Asterix was worried. Once again he’d woken up with his bed surrounded by water. It appeared that the melting polar ice caps were leading to a rise in the sea level, which was threatening to flood the whole of Armorica. The only solution would be to move the entire town further inland, and they’d run out of magic potion. He got up, got dressed, and went to find Overcomplix, the town’s architect. When he found him, Overcomplix looked worried too.

“So, Overcomplix, how are the plans to migrate the village inland progressing?”, inquired Asterix. “To be honest”, replied Overcomplix, “not very well. You see, when we designed this village, we opted for a tightly coupled, fully integrated architecture. The town hall is joined to the market by solid iron girders, and all of the houses are tightly welded to the market. If we could move one building at a time, we’d be okay. But if we try to separate them, the whole village will fall apart. I think Gantchartix is working on a plan, though.”

“That’s no good at all”, sighed Asterix. “I’ll talk to Gantchartix, but it sounds like we’ve built a monolith. Let me find Obelix. He’s helped us out of tight spots before.”


When Asterix found Gantchartix, he was surrounded by Microsoft Project Plans and grinning from ear to ear. “I’ve created a masterpiece”, smiled Gantchartix. “The village is saved. All we need to do is get one hundred thousand doves and connect them to the village with pieces of rope. Then, all the doves need to lift off at exactly the same moment, fly inland a bit, and land at exactly the same time. If one of them mistimes it, the village will fall apart. But look at my project plan – it’s perfect.”

Asterix wasn’t convinced. Once again, Gantchartix was living inside his plan instead of reality. “That sounds like a Big Bang approach to me, Gantchartix. Those never work. Your plan is a monolith. I really need to speak to Obelix. He has experience with these things.”

All this worrying had made Asterix hungry. He decided to visit Procurafix to grab a bite to eat.

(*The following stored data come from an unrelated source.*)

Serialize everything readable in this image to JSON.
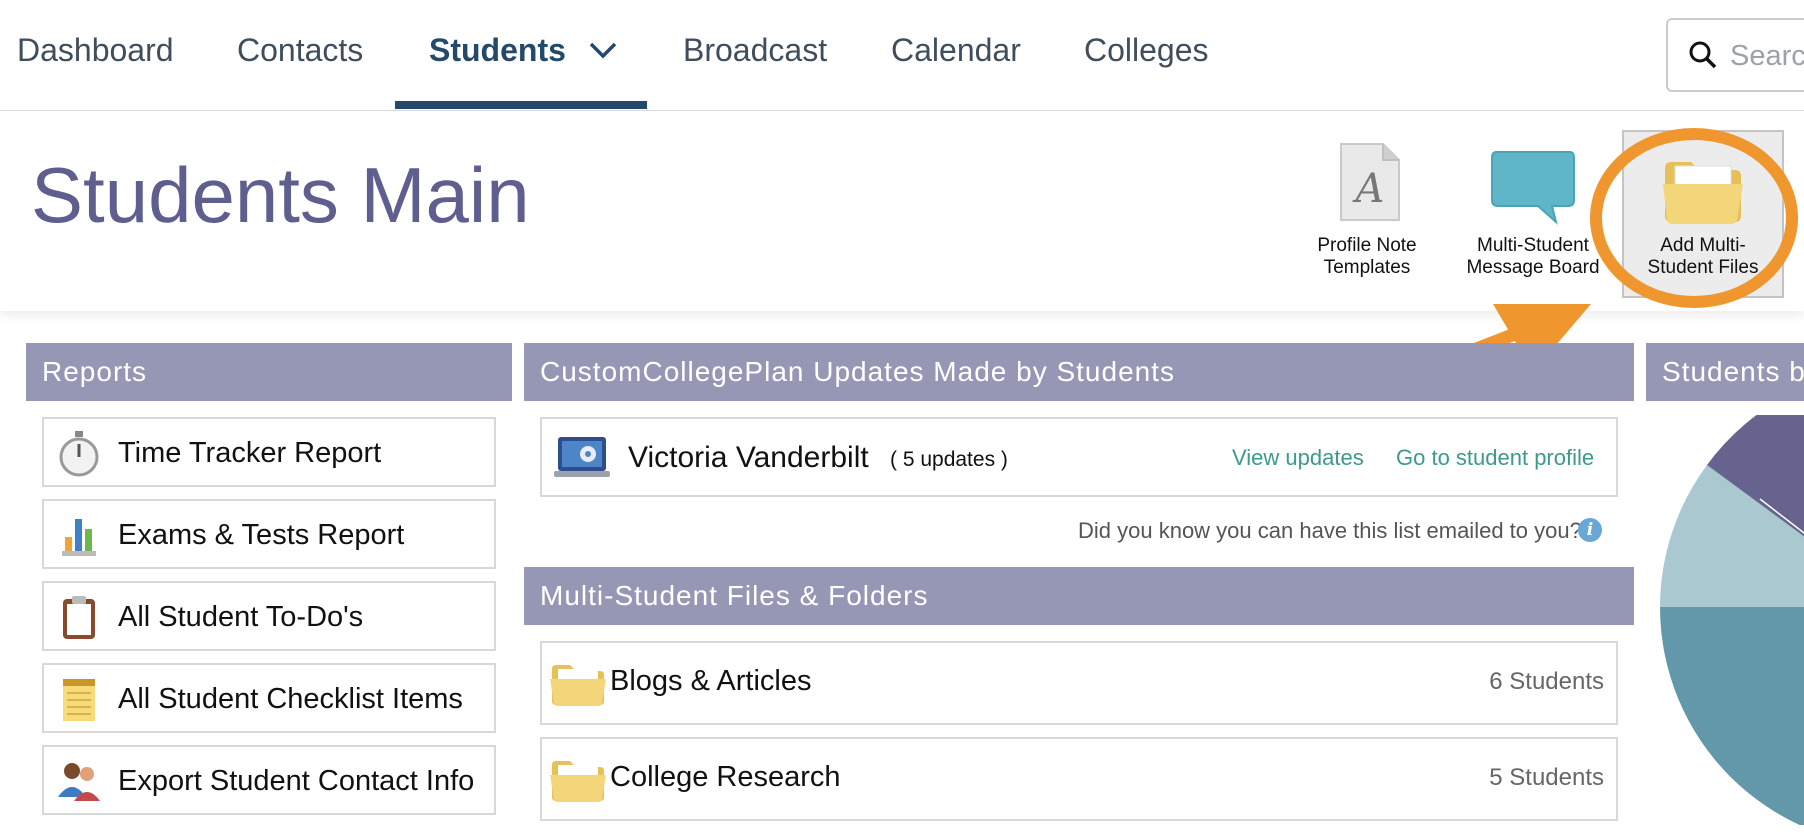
{
  "nav": {
    "items": [
      "Dashboard",
      "Contacts",
      "Students",
      "Broadcast",
      "Calendar",
      "Colleges"
    ],
    "active": "Students",
    "search_placeholder": "Search"
  },
  "page": {
    "title": "Students Main"
  },
  "toolbar": {
    "profile_note_line1": "Profile Note",
    "profile_note_line2": "Templates",
    "message_board_line1": "Multi-Student",
    "message_board_line2": "Message Board",
    "add_files_line1": "Add Multi-",
    "add_files_line2": "Student Files"
  },
  "annotation": {
    "color": "#f0962f"
  },
  "reports": {
    "title": "Reports",
    "items": [
      {
        "label": "Time Tracker Report",
        "icon": "stopwatch-icon"
      },
      {
        "label": "Exams & Tests Report",
        "icon": "bar-chart-icon"
      },
      {
        "label": "All Student To-Do's",
        "icon": "clipboard-icon"
      },
      {
        "label": "All Student Checklist Items",
        "icon": "notepad-icon"
      },
      {
        "label": "Export Student Contact Info",
        "icon": "people-icon"
      }
    ]
  },
  "updates": {
    "title": "CustomCollegePlan Updates Made by Students",
    "student": "Victoria Vanderbilt",
    "count": "( 5 updates )",
    "view_link": "View updates",
    "profile_link": "Go to student profile",
    "hint": "Did you know you can have this list emailed to you?"
  },
  "files": {
    "title": "Multi-Student Files & Folders",
    "folders": [
      {
        "name": "Blogs & Articles",
        "count": "6 Students"
      },
      {
        "name": "College Research",
        "count": "5 Students"
      }
    ]
  },
  "students_by": {
    "title": "Students b"
  },
  "colors": {
    "header": "#9597b5",
    "nav_active": "#234a6a",
    "title": "#5e5e8f",
    "link": "#3b9a8c"
  }
}
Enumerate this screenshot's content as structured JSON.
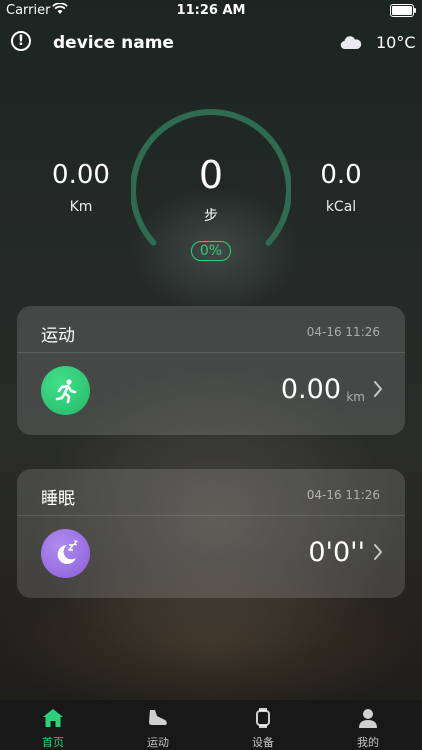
{
  "status_bar": {
    "carrier": "Carrier",
    "time": "11:26 AM"
  },
  "header": {
    "device_name": "device name",
    "temperature": "10°C",
    "weather_icon": "cloud-icon",
    "info_icon": "info-icon"
  },
  "stats": {
    "distance": {
      "value": "0.00",
      "unit": "Km"
    },
    "steps": {
      "value": "0",
      "unit": "步",
      "progress_label": "0%",
      "progress": 0
    },
    "calories": {
      "value": "0.0",
      "unit": "kCal"
    }
  },
  "cards": [
    {
      "title": "运动",
      "date": "04-16 11:26",
      "value": "0.00",
      "unit": "km",
      "icon": "running-icon",
      "icon_color": "#2fd07b"
    },
    {
      "title": "睡眠",
      "date": "04-16 11:26",
      "value": "0'0''",
      "unit": "",
      "icon": "moon-sleep-icon",
      "icon_color": "#9a72e3"
    }
  ],
  "tabs": [
    {
      "label": "首页",
      "icon": "home-icon",
      "active": true
    },
    {
      "label": "运动",
      "icon": "shoe-icon",
      "active": false
    },
    {
      "label": "设备",
      "icon": "watch-icon",
      "active": false
    },
    {
      "label": "我的",
      "icon": "user-icon",
      "active": false
    }
  ],
  "colors": {
    "accent": "#2fd07b",
    "gauge_track": "#2e6b52",
    "sleep": "#9a72e3"
  }
}
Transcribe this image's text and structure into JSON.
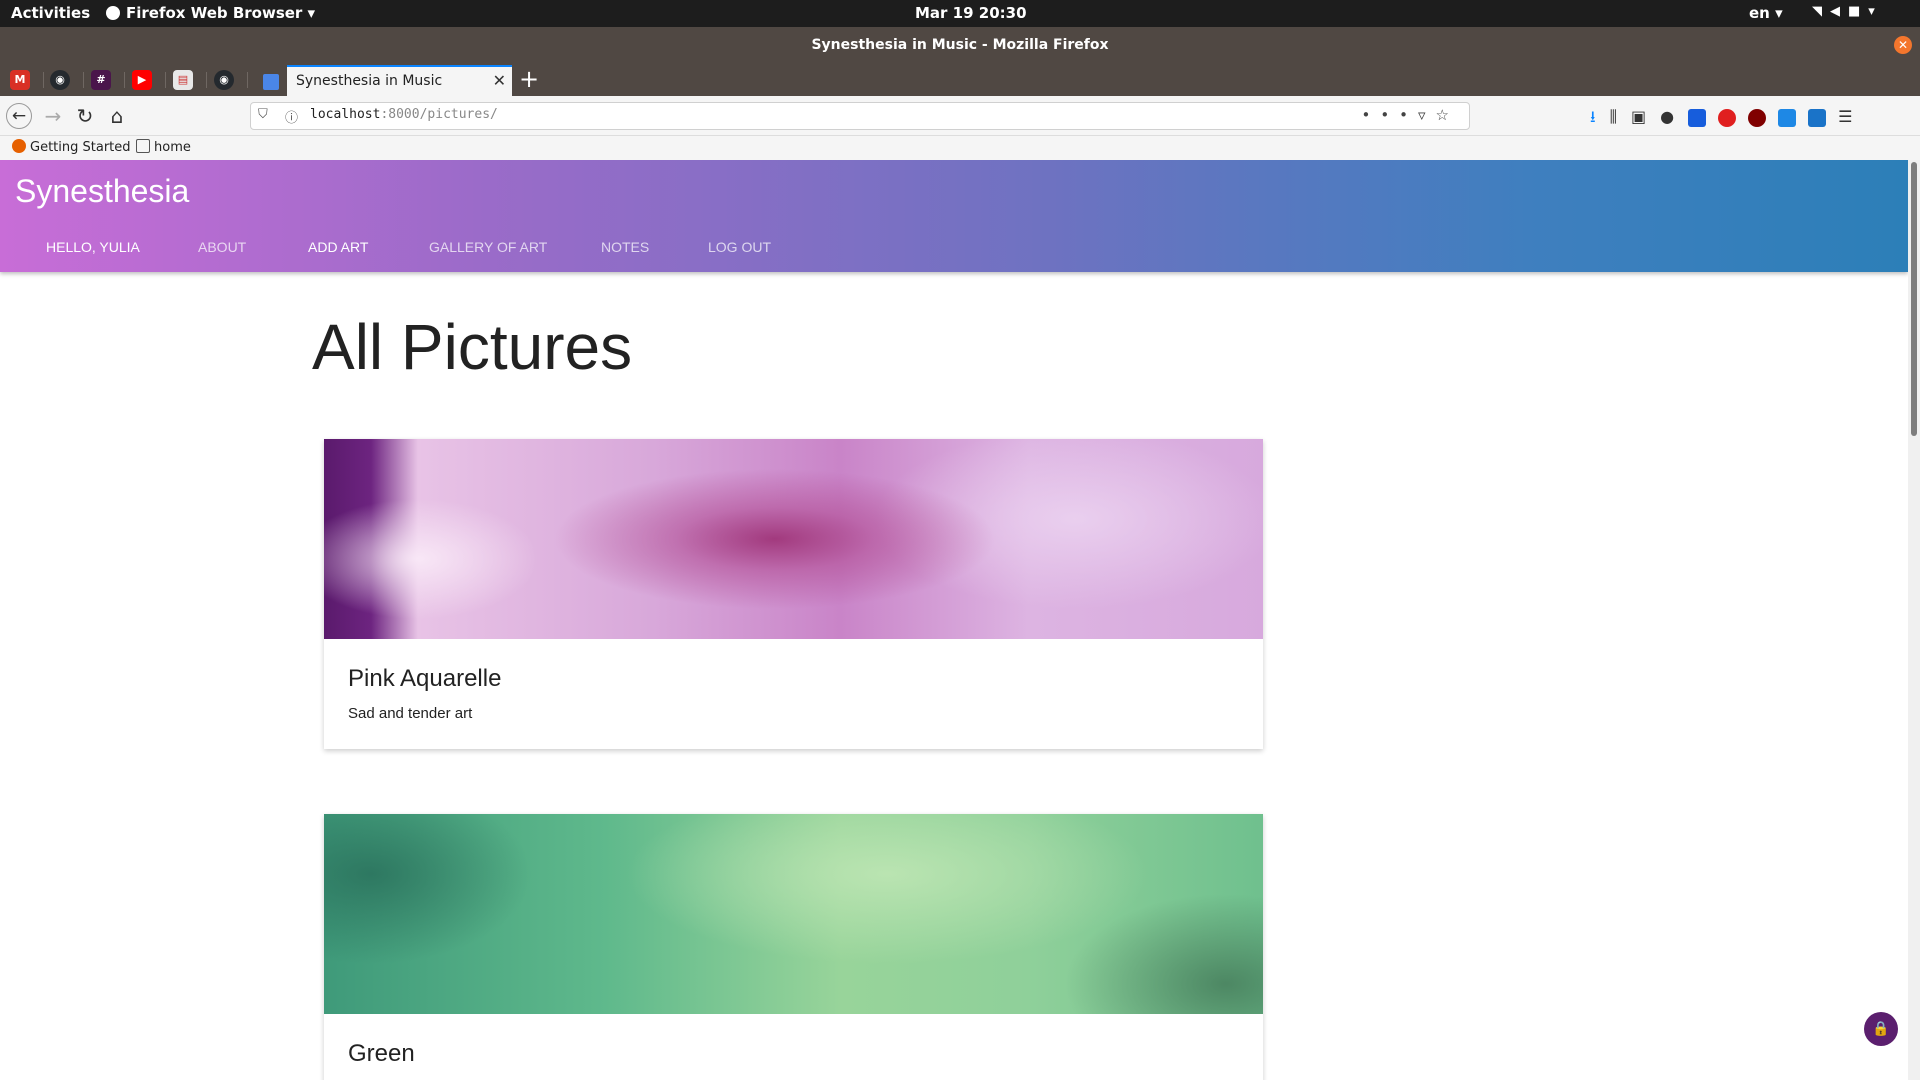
{
  "system": {
    "activities": "Activities",
    "app_menu": "Firefox Web Browser ▾",
    "clock": "Mar 19  20:30",
    "lang": "en ▾"
  },
  "window": {
    "title": "Synesthesia in Music - Mozilla Firefox"
  },
  "tabs": {
    "active_label": "Synesthesia in Music",
    "pinned": [
      "gmail-icon",
      "github-icon",
      "slack-icon",
      "youtube-icon",
      "notes-icon",
      "github-icon",
      "docs-icon"
    ]
  },
  "nav": {
    "url_host": "localhost",
    "url_path": ":8000/pictures/"
  },
  "bookmarks": [
    {
      "label": "Getting Started"
    },
    {
      "label": "home"
    }
  ],
  "site": {
    "brand": "Synesthesia",
    "menu": [
      "HELLO, YULIA",
      "ABOUT",
      "ADD ART",
      "GALLERY OF ART",
      "NOTES",
      "LOG OUT"
    ]
  },
  "page": {
    "title": "All Pictures",
    "cards": [
      {
        "title": "Pink Aquarelle",
        "description": "Sad and tender art"
      },
      {
        "title": "Green",
        "description": ""
      }
    ]
  },
  "colors": {
    "hero_start": "#c86dd7",
    "hero_end": "#2c7fb8",
    "fab": "#5b1f6e",
    "tab_accent": "#0a84ff"
  }
}
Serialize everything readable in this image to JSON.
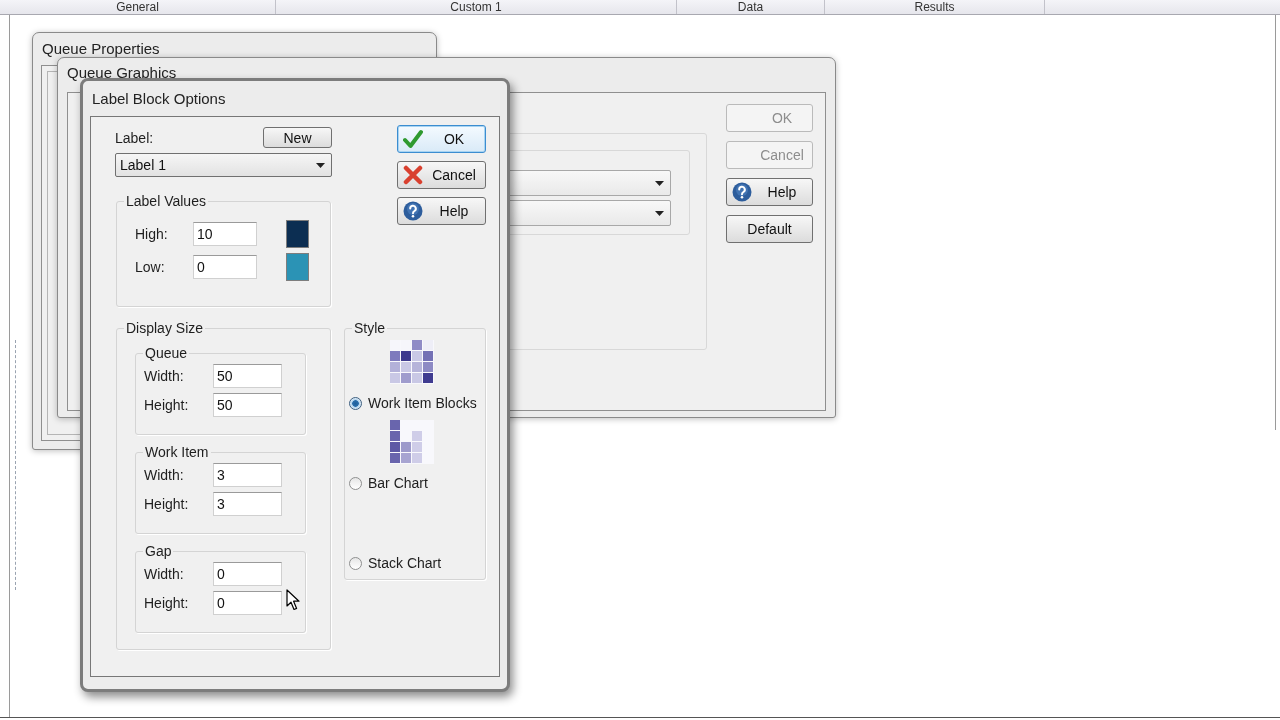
{
  "header": {
    "columns": [
      {
        "label": "General"
      },
      {
        "label": "Custom 1"
      },
      {
        "label": "Data"
      },
      {
        "label": "Results"
      }
    ]
  },
  "queue_properties": {
    "title": "Queue Properties"
  },
  "queue_graphics": {
    "title": "Queue Graphics",
    "buttons": [
      {
        "label": "OK",
        "kind": "ok",
        "disabled": true
      },
      {
        "label": "Cancel",
        "kind": "cancel",
        "disabled": true
      },
      {
        "label": "Help",
        "kind": "help",
        "disabled": false
      },
      {
        "label": "Default",
        "kind": "default",
        "disabled": false
      }
    ]
  },
  "label_block_options": {
    "title": "Label Block Options",
    "label_caption": "Label:",
    "new_button": "New",
    "label_select": {
      "value": "Label 1"
    },
    "buttons": [
      {
        "label": "OK",
        "kind": "ok",
        "focused": true
      },
      {
        "label": "Cancel",
        "kind": "cancel",
        "focused": false
      },
      {
        "label": "Help",
        "kind": "help",
        "focused": false
      }
    ],
    "label_values": {
      "title": "Label Values",
      "rows": [
        {
          "label": "High:",
          "value": "10",
          "color": "#0c2e52"
        },
        {
          "label": "Low:",
          "value": "0",
          "color": "#2b93b5"
        }
      ]
    },
    "display_size": {
      "title": "Display Size",
      "groups": [
        {
          "title": "Queue",
          "fields": [
            {
              "label": "Width:",
              "value": "50"
            },
            {
              "label": "Height:",
              "value": "50"
            }
          ]
        },
        {
          "title": "Work Item",
          "fields": [
            {
              "label": "Width:",
              "value": "3"
            },
            {
              "label": "Height:",
              "value": "3"
            }
          ]
        },
        {
          "title": "Gap",
          "fields": [
            {
              "label": "Width:",
              "value": "0"
            },
            {
              "label": "Height:",
              "value": "0"
            }
          ]
        }
      ]
    },
    "style": {
      "title": "Style",
      "options": [
        {
          "label": "Work Item Blocks",
          "kind": "blocks",
          "selected": true
        },
        {
          "label": "Bar Chart",
          "kind": "bar",
          "selected": false
        },
        {
          "label": "Stack Chart",
          "kind": "stack",
          "selected": false
        }
      ]
    }
  }
}
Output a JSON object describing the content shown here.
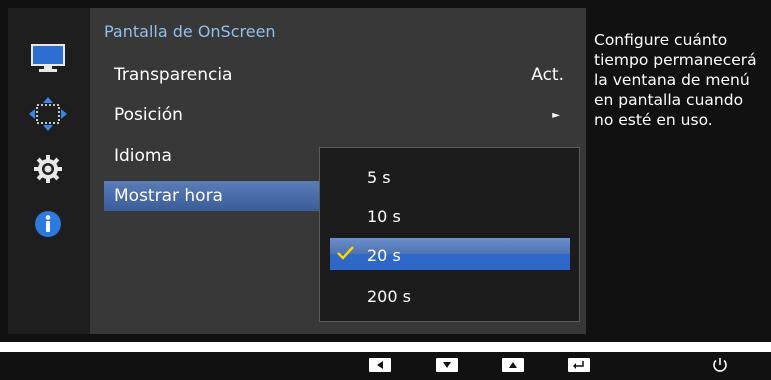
{
  "menu": {
    "title": "Pantalla de OnScreen",
    "items": [
      {
        "label": "Transparencia",
        "value": "Act.",
        "has_arrow": false
      },
      {
        "label": "Posición",
        "value": "",
        "has_arrow": true
      },
      {
        "label": "Idioma",
        "value": "",
        "has_arrow": false
      },
      {
        "label": "Mostrar hora",
        "value": "",
        "has_arrow": false,
        "selected": true
      }
    ]
  },
  "dropdown": {
    "options": [
      {
        "label": "5 s",
        "selected": false
      },
      {
        "label": "10 s",
        "selected": false
      },
      {
        "label": "20 s",
        "selected": true
      },
      {
        "label": "200 s",
        "selected": false
      }
    ]
  },
  "help": {
    "text": "Configure cuánto tiempo permanecerá la ventana de menú en pantalla cuando no esté en uso."
  },
  "sidebar": {
    "icons": [
      "monitor-icon",
      "position-arrows-icon",
      "gear-icon",
      "info-icon"
    ]
  },
  "controls": {
    "keys": [
      "left-key-icon",
      "down-key-icon",
      "up-key-icon",
      "enter-key-icon",
      "power-icon"
    ]
  },
  "colors": {
    "title": "#8fc0f0",
    "selection": "#3a5c99",
    "checkmark": "#ffd600",
    "panel_bg": "#383838"
  }
}
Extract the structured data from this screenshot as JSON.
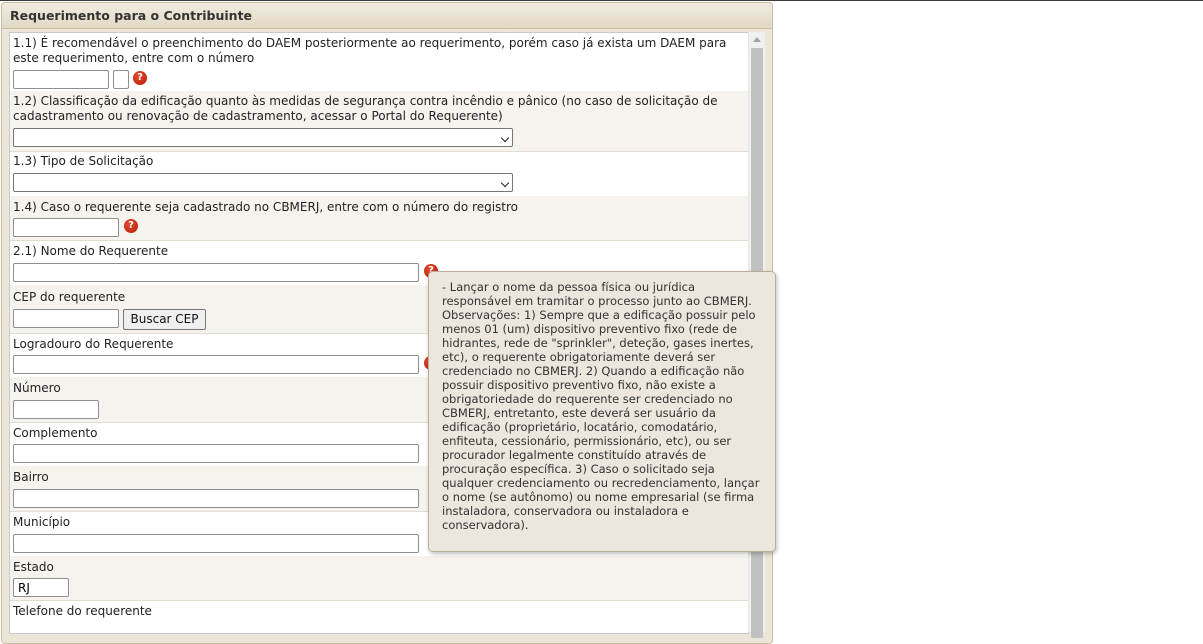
{
  "panel": {
    "title": "Requerimento para o Contribuinte"
  },
  "fields": {
    "daem": {
      "label": "1.1) É recomendável o preenchimento do DAEM posteriormente ao requerimento, porém caso já exista um DAEM para este requerimento, entre com o número",
      "value": "",
      "dv_value": ""
    },
    "classificacao": {
      "label": "1.2) Classificação da edificação quanto às medidas de segurança contra incêndio e pânico (no caso de solicitação de cadastramento ou renovação de cadastramento, acessar o Portal do Requerente)",
      "selected": ""
    },
    "tipo_solicitacao": {
      "label": "1.3) Tipo de Solicitação",
      "selected": ""
    },
    "registro_cbmerj": {
      "label": "1.4) Caso o requerente seja cadastrado no CBMERJ, entre com o número do registro",
      "value": ""
    },
    "nome_requerente": {
      "label": "2.1) Nome do Requerente",
      "value": ""
    },
    "cep": {
      "label": "CEP do requerente",
      "value": "",
      "button": "Buscar CEP"
    },
    "logradouro": {
      "label": "Logradouro do Requerente",
      "value": ""
    },
    "numero": {
      "label": "Número",
      "value": ""
    },
    "complemento": {
      "label": "Complemento",
      "value": ""
    },
    "bairro": {
      "label": "Bairro",
      "value": ""
    },
    "municipio": {
      "label": "Município",
      "value": ""
    },
    "estado": {
      "label": "Estado",
      "value": "RJ"
    },
    "telefone": {
      "label": "Telefone do requerente"
    }
  },
  "help_icon": {
    "icon": "question-icon",
    "glyph": "?",
    "color": "#c0280f"
  },
  "tooltip": {
    "text": "- Lançar o nome da pessoa física ou jurídica responsável em tramitar o processo junto ao CBMERJ. Observações: 1) Sempre que a edificação possuir pelo menos 01 (um) dispositivo preventivo fixo (rede de hidrantes, rede de \"sprinkler\", deteção, gases inertes, etc), o requerente obrigatoriamente deverá ser credenciado no CBMERJ. 2) Quando a edificação não possuir dispositivo preventivo fixo, não existe a obrigatoriedade do requerente ser credenciado no CBMERJ, entretanto, este deverá ser usuário da edificação (proprietário, locatário, comodatário, enfiteuta, cessionário, permissionário, etc), ou ser procurador legalmente constituído através de procuração específica. 3) Caso o solicitado seja qualquer credenciamento ou recredenciamento, lançar o nome (se autônomo) ou nome empresarial (se firma instaladora, conservadora ou instaladora e conservadora)."
  }
}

“Sorry, Asterix, we don’t have any food,” explained Procurafix. “We are in the  middle of evaluating responses to our Supply Everything To Armorica RFP. The lawyers are embroiled in a battle over the Boar Hunting Rights clause, so the process might take a while yet. Rather annoyingly, this probably means we won’t have grain or water for a while either. It’s a single contract for everything.”

“That is annoying”, said Asterix. “In fact, your process sounds rather like another monolith. I’ll see if Obelix can move it forward. He is good at that.”

Building A Monolith

Obelix seemed to be the only one that could bypass Procurafix’s rules as when Asterix found him he was feasting on nuts and oysters. Asterix explained the sad state of affairs, and asked Obelix for help.

“Sorry, Asterix. I’m afraid I have some bad news. The Goths have offered me a much higher day rate as part of an extremely attractive package. Effective immediately, I’m working for them. You’re on your own.”

“Oh no! We’re doomed,” cried Asterix. “We should never have made those fucking monoliths.”